管理人のイエイリです。
今年はBIM(ビルディング・インフォメーション・モデリング)やCIM(コンストラクション・インフォメーション・モデリング)を設計意図を説明するための机上のイメージではなく、実際の現場や構造物をリアルに表現したデータとして使う手法が一段と進化しました。
昨日(12月15日)、東京・品川でアルファコックス、ニコン・トリンブル、テクラが共催した「BIM/CIMカンファレンス2015」のテーマも「As-Built to ∞」(究極の出来形モデル)というもので、この流れに沿ったものでした。
その目的も至ってシンプルです。トップバッターとして特別講演を行った米国トリンブル・ナビゲーション社(Trimble Navigation)の副社長、ブリン・フォスバーグ(Bryn Fosburgh)氏が会場を埋めたBIM/CIMユーザーに向けて放った一言は、
ナ、ナ、ナ、ナント、
「もうかりまっか?」
という衝撃的なものだったのです。
確かに、いくらBIMやCIMを使っても、利益が上がらないことにはビジネスとしての意味がありません。

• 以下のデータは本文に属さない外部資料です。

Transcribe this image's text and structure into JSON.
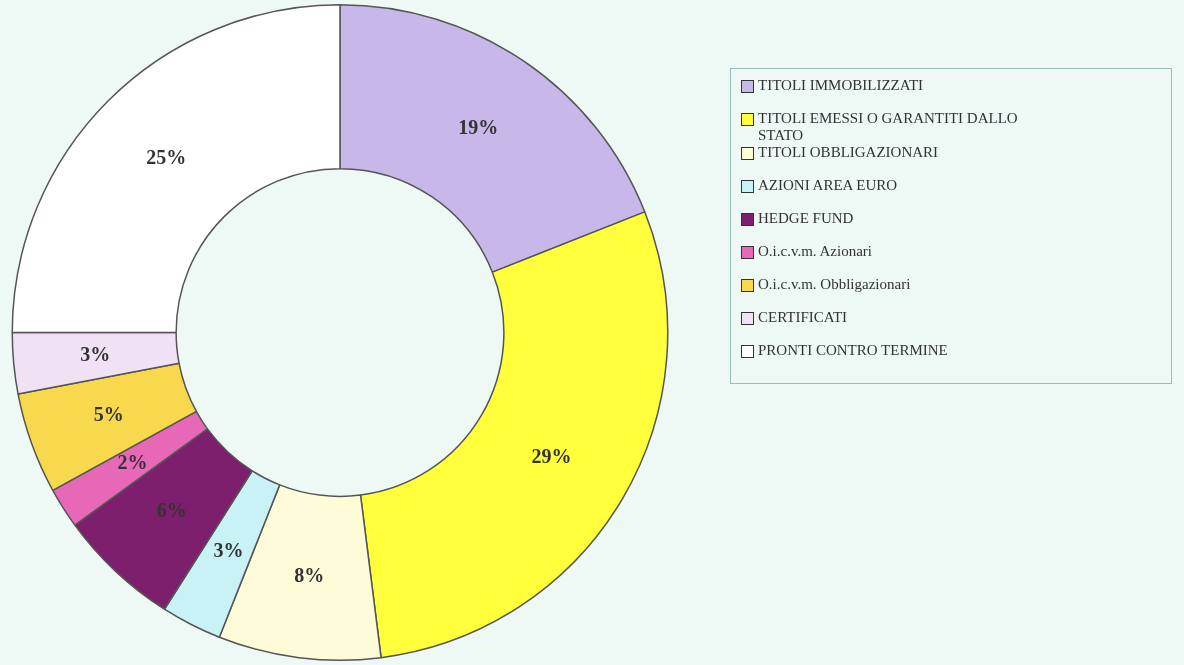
{
  "chart_data": {
    "type": "donut",
    "categories": [
      "TITOLI IMMOBILIZZATI",
      "TITOLI EMESSI O GARANTITI  DALLO STATO",
      "TITOLI OBBLIGAZIONARI",
      "AZIONI AREA EURO",
      "HEDGE FUND",
      "O.i.c.v.m. Azionari",
      "O.i.c.v.m. Obbligazionari",
      "CERTIFICATI",
      "PRONTI CONTRO TERMINE"
    ],
    "values": [
      19,
      29,
      8,
      3,
      6,
      2,
      5,
      3,
      25
    ],
    "colors": [
      "#c8b8ea",
      "#ffff3c",
      "#fdfbd8",
      "#c8f2f6",
      "#7e1f6e",
      "#e868b8",
      "#f8d84c",
      "#f0e2f4",
      "#ffffff"
    ],
    "value_labels": [
      "19%",
      "29%",
      "8%",
      "3%",
      "6%",
      "2%",
      "5%",
      "3%",
      "25%"
    ],
    "legend": "right"
  }
}
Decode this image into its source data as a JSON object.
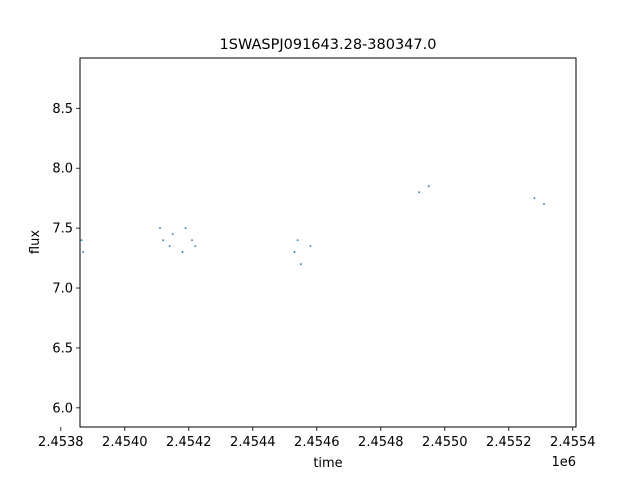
{
  "chart_data": {
    "type": "scatter",
    "title": "1SWASPJ091643.28-380347.0",
    "xlabel": "time",
    "ylabel": "flux",
    "x_offset_label": "1e6",
    "xlim": [
      2.45386,
      2.45541
    ],
    "ylim": [
      5.84,
      8.92
    ],
    "x_ticks": [
      2.4538,
      2.454,
      2.4542,
      2.4544,
      2.4546,
      2.4548,
      2.455,
      2.4552,
      2.4554
    ],
    "x_tick_labels": [
      "2.4538",
      "2.4540",
      "2.4542",
      "2.4544",
      "2.4546",
      "2.4548",
      "2.4550",
      "2.4552",
      "2.4554"
    ],
    "y_ticks": [
      6.0,
      6.5,
      7.0,
      7.5,
      8.0,
      8.5
    ],
    "y_tick_labels": [
      "6.0",
      "6.5",
      "7.0",
      "7.5",
      "8.0",
      "8.5"
    ],
    "grid": false,
    "legend": "none",
    "marker_color": "#1f77b4",
    "series": [
      {
        "x": [
          2.453865,
          2.45387,
          2.45411,
          2.45412,
          2.45414,
          2.45415,
          2.45418,
          2.45419,
          2.45421,
          2.45422,
          2.45453,
          2.45454,
          2.45455,
          2.45458,
          2.45492,
          2.45495,
          2.45528,
          2.45531
        ],
        "y": [
          7.4,
          7.3,
          7.5,
          7.4,
          7.35,
          7.45,
          7.3,
          7.5,
          7.4,
          7.35,
          7.3,
          7.4,
          7.2,
          7.35,
          7.8,
          7.85,
          7.75,
          7.7
        ]
      }
    ]
  }
}
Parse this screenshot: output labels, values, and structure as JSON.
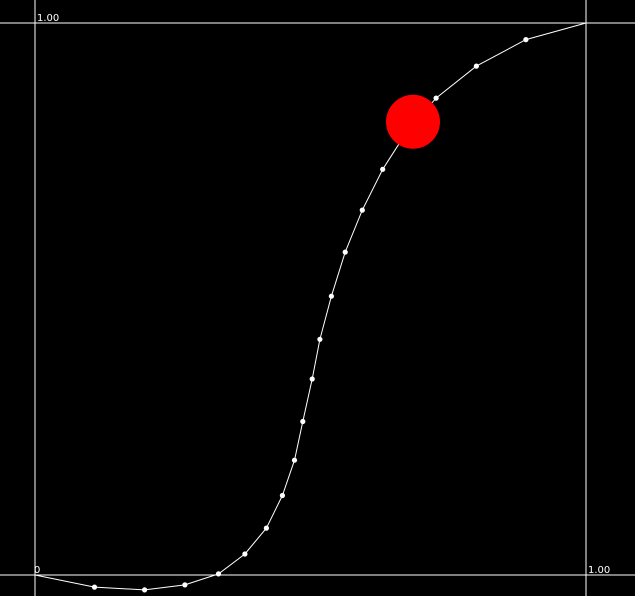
{
  "axes": {
    "y_max_label": "1.00",
    "origin_label": "0",
    "x_max_label": "1.00",
    "line_color": "#ffffff",
    "background_color": "#000000"
  },
  "curve": {
    "stroke_color": "#ffffff",
    "point_color": "#ffffff",
    "points": [
      {
        "x": 0.0,
        "y": 0.0
      },
      {
        "x": 0.108,
        "y": -0.022
      },
      {
        "x": 0.199,
        "y": -0.027
      },
      {
        "x": 0.272,
        "y": -0.018
      },
      {
        "x": 0.333,
        "y": 0.002
      },
      {
        "x": 0.381,
        "y": 0.038
      },
      {
        "x": 0.42,
        "y": 0.085
      },
      {
        "x": 0.449,
        "y": 0.144
      },
      {
        "x": 0.471,
        "y": 0.208
      },
      {
        "x": 0.486,
        "y": 0.278
      },
      {
        "x": 0.503,
        "y": 0.355
      },
      {
        "x": 0.517,
        "y": 0.427
      },
      {
        "x": 0.538,
        "y": 0.505
      },
      {
        "x": 0.563,
        "y": 0.585
      },
      {
        "x": 0.594,
        "y": 0.661
      },
      {
        "x": 0.631,
        "y": 0.735
      },
      {
        "x": 0.674,
        "y": 0.802
      },
      {
        "x": 0.728,
        "y": 0.864
      },
      {
        "x": 0.801,
        "y": 0.922
      },
      {
        "x": 0.891,
        "y": 0.97
      },
      {
        "x": 1.0,
        "y": 1.0
      }
    ]
  },
  "marker": {
    "x": 0.686,
    "y": 0.821,
    "color": "#ff0000"
  }
}
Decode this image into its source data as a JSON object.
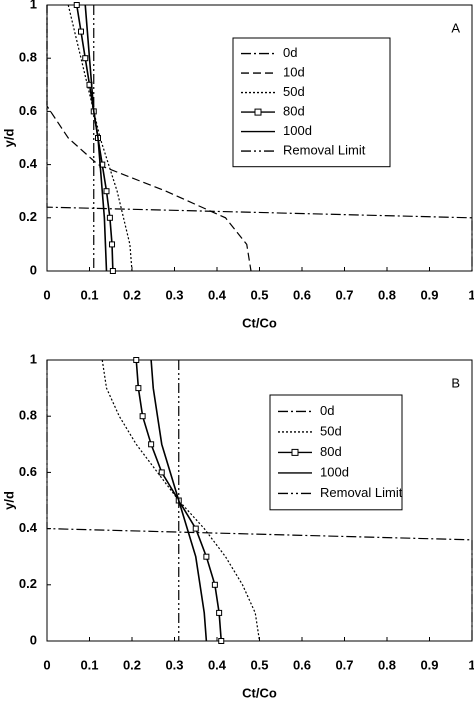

フォスバーグ氏によるとBIMやCIMは、設計段階より施工段階で使った方が金銭的価値が高いのに、実際は設計段階の方が施工段階よりも多く使われていると指摘しました。
さらに、土木の場合、CIMとともに3Dマシンコントロールなどの情報化施工を導入することにより、測量時間が30%減り、重機の燃費が40%減り、重機の生産性が50%も増えることを説明しました。
ビルの建築プロジェクトや、完成後の運用、維持管理でも相当なコスト削減効果があると語りました。
やはり、BIMやCIMは設計段階だけでなく、施工や維持管理を含めた建設ライフサイクル全体で使い、実際の建物や構造物を属性情報を含めて忠実にモデル化した「コンストラクタブル・モデル」まで発展させて活用しないと、「もうかりまっか?」「ぼちぼちでんな」という会話にはならないということですね。
トリンブルは、1990年代から建設プロジェクトの最上流である測量やフィージビリティースタディーから、設計、施工、そして維持管理までをシームレスにつないでいく重要性を認識していたそうです。
数年前に上流工程を担う3Dデザインソフト「SketchUp」を買収したり、施工最下流の鉄骨生産に直結する詳細設計BIMソフト「TeklaStructures」を買収したりしたのは、「AからZまでをつなぐ」(フォスバーグ氏)戦略の一環だったのです。
トリンブル・ナビゲーション社のゼネラルマネーャー、ロブ・ペインター(Rob Painter)氏は「特に、TeklaStructuresの開発元であるテクラ社を買収したときは、細心の注意を払った」と、生々しく証言しています。
今回のイベントは、これまでのBIM/CIM関連の展示会イベントに比べて、ぐっと施工現場寄りのテーマでした。
そのためか、あまり大々的に宣伝しなかったにもかかわらず、
ナ、ナ、ナ、ナント、
600人以上が来場
し、主催者も驚いていました。
施工管理や維持管理段階では、やはりこの日のテーマとなった「As-Built to ∞」のように、実物に極めて近いBIM/CIMのモデルを使うことが、生産性向上の原動力になるということをあらためて認識した次第です。
筆者はこの考え方を情報と実物を一致させるという意味で「情物一致」と言ったり、実物とそっくり同じ世界をコンピューター上に構築して管理するという意味で「セカンド・ワールド」や「パラレル・ワールド」と言ったりしています。
今年は、他のBIMベンダーもオートデスクが「リアリティー・コンピューティング(Reality Computing)」、ベントレー・システムズが「リアリティー・モデリング(Reality Modeling)」という言葉をそれぞれ使いました。
この流れは、ハードやソフトの進化でますます加速していきそうですね。